ロシア下院は25日、ロシア軍の徴兵年齢の上限を30歳に引き上げる法案を可決した。近く上院で承認され、プーチン大統領の署名を経て成立する見通し。ウクライナ侵攻が長期化する中、軍全体の兵力増につなげる狙いとみられる。

法案が成立すれば2024年1月から施行される。現在の法律では徴兵対象年齢は18〜27歳となっている。上限を30歳と3年引き上げることで対象者を増やし、高等教育を受けるために徴兵猶予制度を利用した学生らが兵役につきやすくなる。

徴兵対象者は戦地に送らない方針だが、希望者が軍当局と契約を結んだ「契約軍人」になればウクライナなど戦地への赴任も可能になる。就職先として契約軍人への移行を促し、ウクライナ侵攻での兵士不足を補う狙いもあるとみられる。

ショイグ国防相は22年12月、ロシア軍の徴兵年齢を引き上げる考えを示していた。
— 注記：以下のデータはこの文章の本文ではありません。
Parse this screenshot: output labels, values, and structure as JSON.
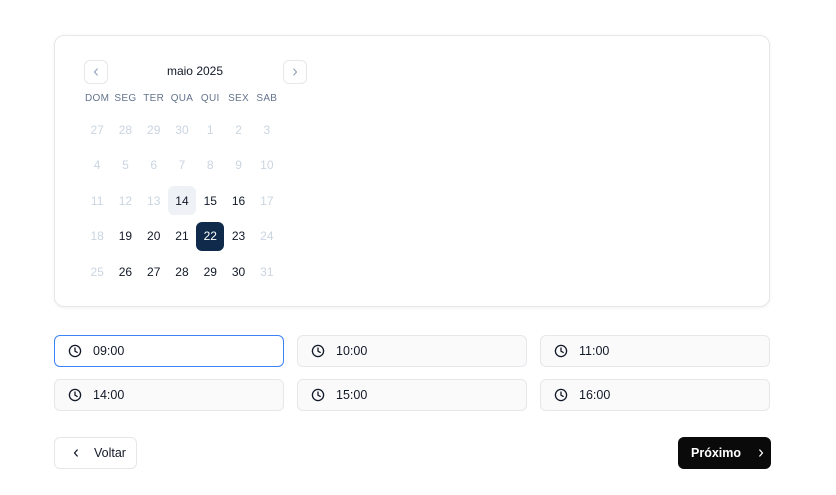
{
  "calendar": {
    "month_label": "maio 2025",
    "weekdays": [
      "DOM",
      "SEG",
      "TER",
      "QUA",
      "QUI",
      "SEX",
      "SAB"
    ],
    "weeks": [
      [
        {
          "d": "27",
          "s": "muted"
        },
        {
          "d": "28",
          "s": "muted"
        },
        {
          "d": "29",
          "s": "muted"
        },
        {
          "d": "30",
          "s": "muted"
        },
        {
          "d": "1",
          "s": "muted"
        },
        {
          "d": "2",
          "s": "muted"
        },
        {
          "d": "3",
          "s": "muted"
        }
      ],
      [
        {
          "d": "4",
          "s": "muted"
        },
        {
          "d": "5",
          "s": "muted"
        },
        {
          "d": "6",
          "s": "muted"
        },
        {
          "d": "7",
          "s": "muted"
        },
        {
          "d": "8",
          "s": "muted"
        },
        {
          "d": "9",
          "s": "muted"
        },
        {
          "d": "10",
          "s": "muted"
        }
      ],
      [
        {
          "d": "11",
          "s": "muted"
        },
        {
          "d": "12",
          "s": "muted"
        },
        {
          "d": "13",
          "s": "muted"
        },
        {
          "d": "14",
          "s": "today"
        },
        {
          "d": "15",
          "s": "active"
        },
        {
          "d": "16",
          "s": "active"
        },
        {
          "d": "17",
          "s": "muted"
        }
      ],
      [
        {
          "d": "18",
          "s": "muted"
        },
        {
          "d": "19",
          "s": "active"
        },
        {
          "d": "20",
          "s": "active"
        },
        {
          "d": "21",
          "s": "active"
        },
        {
          "d": "22",
          "s": "selected"
        },
        {
          "d": "23",
          "s": "active"
        },
        {
          "d": "24",
          "s": "muted"
        }
      ],
      [
        {
          "d": "25",
          "s": "muted"
        },
        {
          "d": "26",
          "s": "active"
        },
        {
          "d": "27",
          "s": "active"
        },
        {
          "d": "28",
          "s": "active"
        },
        {
          "d": "29",
          "s": "active"
        },
        {
          "d": "30",
          "s": "active"
        },
        {
          "d": "31",
          "s": "muted"
        }
      ]
    ],
    "selected_day": "22",
    "prev_icon": "chevron-left-icon",
    "next_icon": "chevron-right-icon"
  },
  "time_slots": [
    {
      "time": "09:00",
      "selected": true
    },
    {
      "time": "10:00",
      "selected": false
    },
    {
      "time": "11:00",
      "selected": false
    },
    {
      "time": "14:00",
      "selected": false
    },
    {
      "time": "15:00",
      "selected": false
    },
    {
      "time": "16:00",
      "selected": false
    }
  ],
  "slot_icon": "clock-icon",
  "buttons": {
    "back_label": "Voltar",
    "next_label": "Próximo"
  },
  "colors": {
    "selected_day_bg": "#0f2a4a",
    "today_bg": "#eef1f5",
    "selected_slot_border": "#3b82f6",
    "primary_button_bg": "#0a0a0a"
  }
}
当初は下限の18歳の年齢制限も引き上げる方向で議論が進んでいたが、最終的には据え置いた。

ショイグ氏はロシア軍の人員について150万人まで増やす方針を示している。プーチン大統領は22年8月に兵士の総数を23年1月時点で約115万人とする大統領令に署名した。この総数との比較だと3割増となる。

ロシア軍の総兵力は22年2月の侵攻開始後は拡大基調に転換していた。